I am sure that it would be fair to say that some clients may have experienced a bit of a shock when opening their statements or viewing their accounts online recently. It has been several years since we have seen a month with markets as volatile as they have been this past October. It isn’t too late, however, for the recent volatility seen to revert to its seasonal pattern. November and December are historically the strongest months of the year - both in terms of actual returns, and in the probability of positive returns. In fact, since 1950, December has noted positive returns 74% of the time.
Conditions that led to last month’s market volatility appear to be based on a slowing Chinese economy, peaking earnings growth both at home and abroad, a drop in oil prices, tighter financial conditions due to increasing interest rates, and recessionary concerns.
If the focus is put on fundamentals, it can be noted that, fundamentally, nothing has changed as far as the global economy is concerned. Typical signs of a recession include inverted yield curves, manufacturing hitting new lows, housing starts declining, labor market weakening, and leading economic indicators being negative. When looking at the current economy we are not seeing any of these indicators at play therefore I do not anticipate the recent market volatility to be indicative of the potential of a longer term bear market.
Instinctually, the thought of a decline in value may have some worry and think about “getting out of the market and waiting out the volatility" on the sidelines. I have written this before and will write it again: history shows this decision is the most classic mistake investors make. Most successful investors and money managers share the same philosophy, which is what makes them successful in the long term.
Volatility is not a risk, it is a certainty. Corrections are part and parcel of the investment process. They come and go, and it is imperative to take a deep breath and realize that what is most important for building wealth is not 'timing' the market but rather 'time in' the market. The time in the market is crucial, especially when things get scary for investors. When volatility picks up, it's tempting to trade in and out of the market with the hope you'll protect your wealth. Unfortunately, this increases the risk you'll miss some of the best days in the market. And that can be very costly as the following chart illustrates:
Putting things into perspective, we can identify that if a company like Gillette's stock price were to fall by 30%, it certainly does not mean that people will stop buying razors or its other products. The fundamentals basics of the business haven't changed. A well run valuable company will remain a well-run valuable company regardless of short term stock price changes. This brings me to the most important point:
You must learn to separate the stock price from the underlying business. They have very little to do with each other over the short-term.

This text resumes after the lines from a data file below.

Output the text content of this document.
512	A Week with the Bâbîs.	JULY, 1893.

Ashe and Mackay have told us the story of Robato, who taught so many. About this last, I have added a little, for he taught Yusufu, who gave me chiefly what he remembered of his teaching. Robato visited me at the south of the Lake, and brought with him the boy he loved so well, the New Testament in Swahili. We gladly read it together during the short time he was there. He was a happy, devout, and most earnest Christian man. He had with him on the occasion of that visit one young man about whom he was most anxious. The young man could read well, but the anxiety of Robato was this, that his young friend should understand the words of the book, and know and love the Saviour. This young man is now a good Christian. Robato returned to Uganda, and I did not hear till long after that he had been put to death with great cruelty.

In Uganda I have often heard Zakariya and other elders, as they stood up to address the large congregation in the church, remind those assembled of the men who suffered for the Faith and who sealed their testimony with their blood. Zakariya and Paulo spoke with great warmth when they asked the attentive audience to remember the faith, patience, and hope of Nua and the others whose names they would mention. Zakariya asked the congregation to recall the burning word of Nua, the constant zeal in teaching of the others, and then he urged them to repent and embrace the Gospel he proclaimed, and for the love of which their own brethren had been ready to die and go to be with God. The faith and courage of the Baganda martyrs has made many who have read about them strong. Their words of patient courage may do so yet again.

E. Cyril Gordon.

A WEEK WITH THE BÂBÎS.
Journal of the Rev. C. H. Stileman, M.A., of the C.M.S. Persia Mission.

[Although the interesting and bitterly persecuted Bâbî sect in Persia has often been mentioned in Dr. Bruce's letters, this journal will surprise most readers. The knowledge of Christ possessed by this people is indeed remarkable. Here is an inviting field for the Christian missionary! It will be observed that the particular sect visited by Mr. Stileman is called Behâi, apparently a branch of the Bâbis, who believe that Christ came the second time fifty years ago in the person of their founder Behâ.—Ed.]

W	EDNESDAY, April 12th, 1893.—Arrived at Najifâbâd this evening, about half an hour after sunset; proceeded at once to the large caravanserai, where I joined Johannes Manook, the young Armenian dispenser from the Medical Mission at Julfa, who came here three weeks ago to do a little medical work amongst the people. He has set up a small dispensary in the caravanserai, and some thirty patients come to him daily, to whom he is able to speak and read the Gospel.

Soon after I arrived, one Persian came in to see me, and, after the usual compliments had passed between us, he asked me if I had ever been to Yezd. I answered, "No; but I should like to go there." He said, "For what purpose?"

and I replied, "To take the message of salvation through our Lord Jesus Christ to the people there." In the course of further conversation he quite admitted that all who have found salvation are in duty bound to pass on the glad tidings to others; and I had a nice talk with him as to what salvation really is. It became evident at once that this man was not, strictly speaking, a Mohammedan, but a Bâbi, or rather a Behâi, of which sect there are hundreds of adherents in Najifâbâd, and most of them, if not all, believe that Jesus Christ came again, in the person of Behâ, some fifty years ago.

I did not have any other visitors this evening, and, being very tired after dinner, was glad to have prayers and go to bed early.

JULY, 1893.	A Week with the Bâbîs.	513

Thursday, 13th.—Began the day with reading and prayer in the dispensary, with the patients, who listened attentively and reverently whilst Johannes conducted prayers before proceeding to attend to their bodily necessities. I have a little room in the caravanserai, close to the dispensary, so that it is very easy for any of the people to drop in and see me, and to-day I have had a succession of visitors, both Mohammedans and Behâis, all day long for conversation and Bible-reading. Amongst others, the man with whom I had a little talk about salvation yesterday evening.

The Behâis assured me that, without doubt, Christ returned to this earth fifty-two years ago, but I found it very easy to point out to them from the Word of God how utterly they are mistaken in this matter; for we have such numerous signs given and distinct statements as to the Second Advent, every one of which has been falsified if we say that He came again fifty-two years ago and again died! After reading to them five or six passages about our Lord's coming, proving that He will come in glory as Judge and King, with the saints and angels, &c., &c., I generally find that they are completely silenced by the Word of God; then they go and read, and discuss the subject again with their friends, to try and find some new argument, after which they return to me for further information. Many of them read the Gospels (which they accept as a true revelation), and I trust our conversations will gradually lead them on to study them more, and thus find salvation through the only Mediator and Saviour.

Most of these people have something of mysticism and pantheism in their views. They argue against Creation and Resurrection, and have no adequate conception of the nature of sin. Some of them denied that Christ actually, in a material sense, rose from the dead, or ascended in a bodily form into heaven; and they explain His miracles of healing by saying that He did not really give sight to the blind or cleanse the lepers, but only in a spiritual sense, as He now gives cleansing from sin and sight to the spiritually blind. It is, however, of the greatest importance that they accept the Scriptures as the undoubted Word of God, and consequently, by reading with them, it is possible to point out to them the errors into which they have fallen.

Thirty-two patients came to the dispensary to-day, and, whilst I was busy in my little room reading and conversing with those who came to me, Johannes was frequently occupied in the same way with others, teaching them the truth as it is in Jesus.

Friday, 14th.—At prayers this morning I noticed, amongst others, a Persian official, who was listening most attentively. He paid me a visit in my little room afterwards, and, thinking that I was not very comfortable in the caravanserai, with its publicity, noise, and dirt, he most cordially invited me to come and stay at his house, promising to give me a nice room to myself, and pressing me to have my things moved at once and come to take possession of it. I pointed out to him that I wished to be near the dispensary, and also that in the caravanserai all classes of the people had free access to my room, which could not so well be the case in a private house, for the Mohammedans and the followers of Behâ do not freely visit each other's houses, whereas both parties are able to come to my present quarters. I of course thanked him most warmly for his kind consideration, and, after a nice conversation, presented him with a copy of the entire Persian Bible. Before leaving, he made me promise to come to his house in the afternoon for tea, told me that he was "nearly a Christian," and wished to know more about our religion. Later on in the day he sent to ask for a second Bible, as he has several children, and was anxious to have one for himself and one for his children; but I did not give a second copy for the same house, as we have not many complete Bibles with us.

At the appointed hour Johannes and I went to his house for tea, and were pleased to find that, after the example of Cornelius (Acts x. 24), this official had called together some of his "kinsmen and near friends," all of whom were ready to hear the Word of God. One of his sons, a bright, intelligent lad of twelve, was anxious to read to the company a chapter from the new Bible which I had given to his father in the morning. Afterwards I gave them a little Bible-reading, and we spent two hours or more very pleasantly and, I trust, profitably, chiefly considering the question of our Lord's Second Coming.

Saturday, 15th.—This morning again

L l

Once we understand this, we will see falling stock markets like a clearance sale at your favorite furniture store: load up on the good deals while you can, because history has borne out that prices will eventually return to more reasonable levels.

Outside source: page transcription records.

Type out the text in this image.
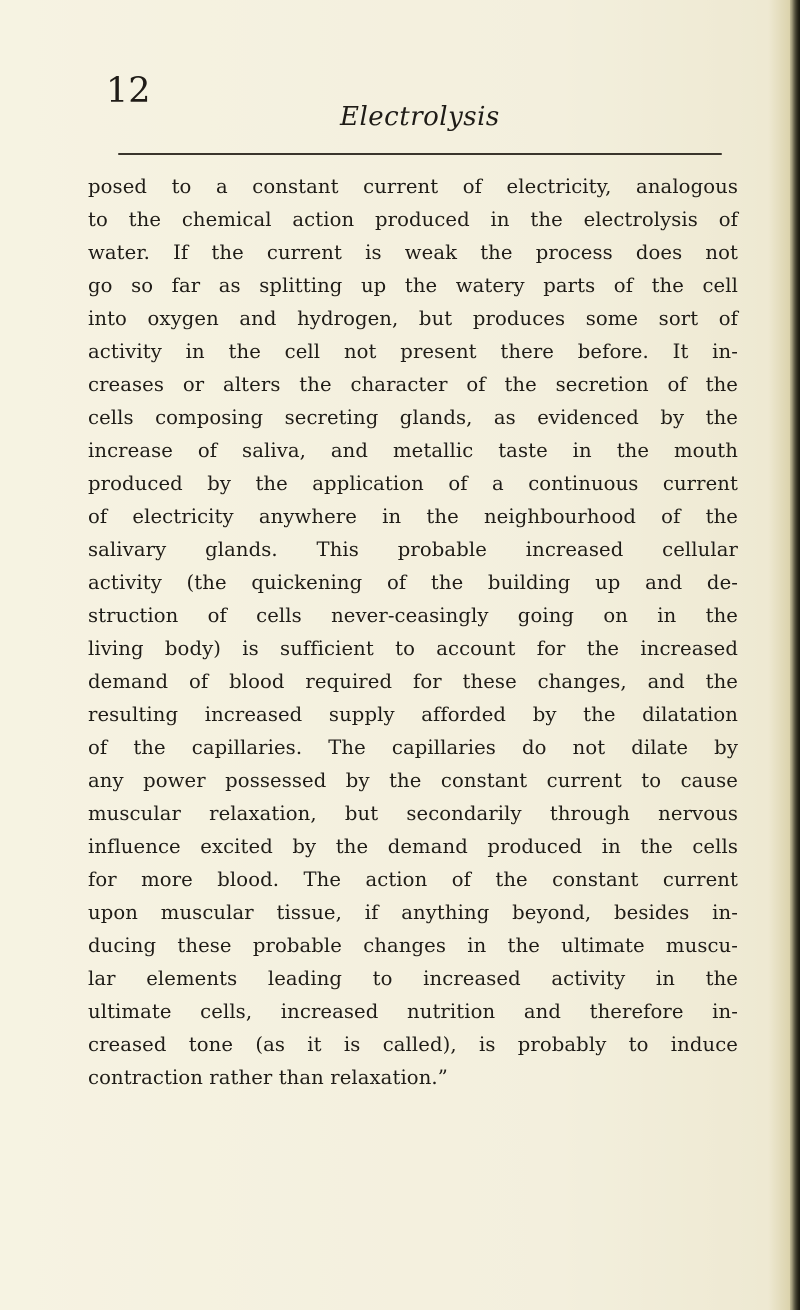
12
Electrolysis
posed to a constant current of electricity, analogous
to the chemical action produced in the electrolysis of
water. If the current is weak the process does not
go so far as splitting up the watery parts of the cell
into oxygen and hydrogen, but produces some sort of
activity in the cell not present there before. It in-
creases or alters the character of the secretion of the
cells composing secreting glands, as evidenced by the
increase of saliva, and metallic taste in the mouth
produced by the application of a continuous current
of electricity anywhere in the neighbourhood of the
salivary glands. This probable increased cellular
activity (the quickening of the building up and de-
struction of cells never-ceasingly going on in the
living body) is sufficient to account for the increased
demand of blood required for these changes, and the
resulting increased supply afforded by the dilatation
of the capillaries. The capillaries do not dilate by
any power possessed by the constant current to cause
muscular relaxation, but secondarily through nervous
influence excited by the demand produced in the cells
for more blood. The action of the constant current
upon muscular tissue, if anything beyond, besides in-
ducing these probable changes in the ultimate muscu-
lar elements leading to increased activity in the
ultimate cells, increased nutrition and therefore in-
creased tone (as it is called), is probably to induce
contraction rather than relaxation.”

It may sound to you like I am encouraging you to invest more into the market right now, and certainly it would be advantageous to buy in at lower prices than higher. However, as my clients know, any recommendations I make to you are always based on each individual’s circumstances, objectives and current portfolio structure.
Market lows often result in emotional decision making. Daily reporting by the news and business outlets only lead to increased worry and panic. At Insightful Wealth Group, we believe investing for the long-term while managing volatility can result in a better outcome. We manage your assets based on an investment policy statement and overall asset allocation strategy with the intent to minimize your volatility based on your tolerance to that volatility.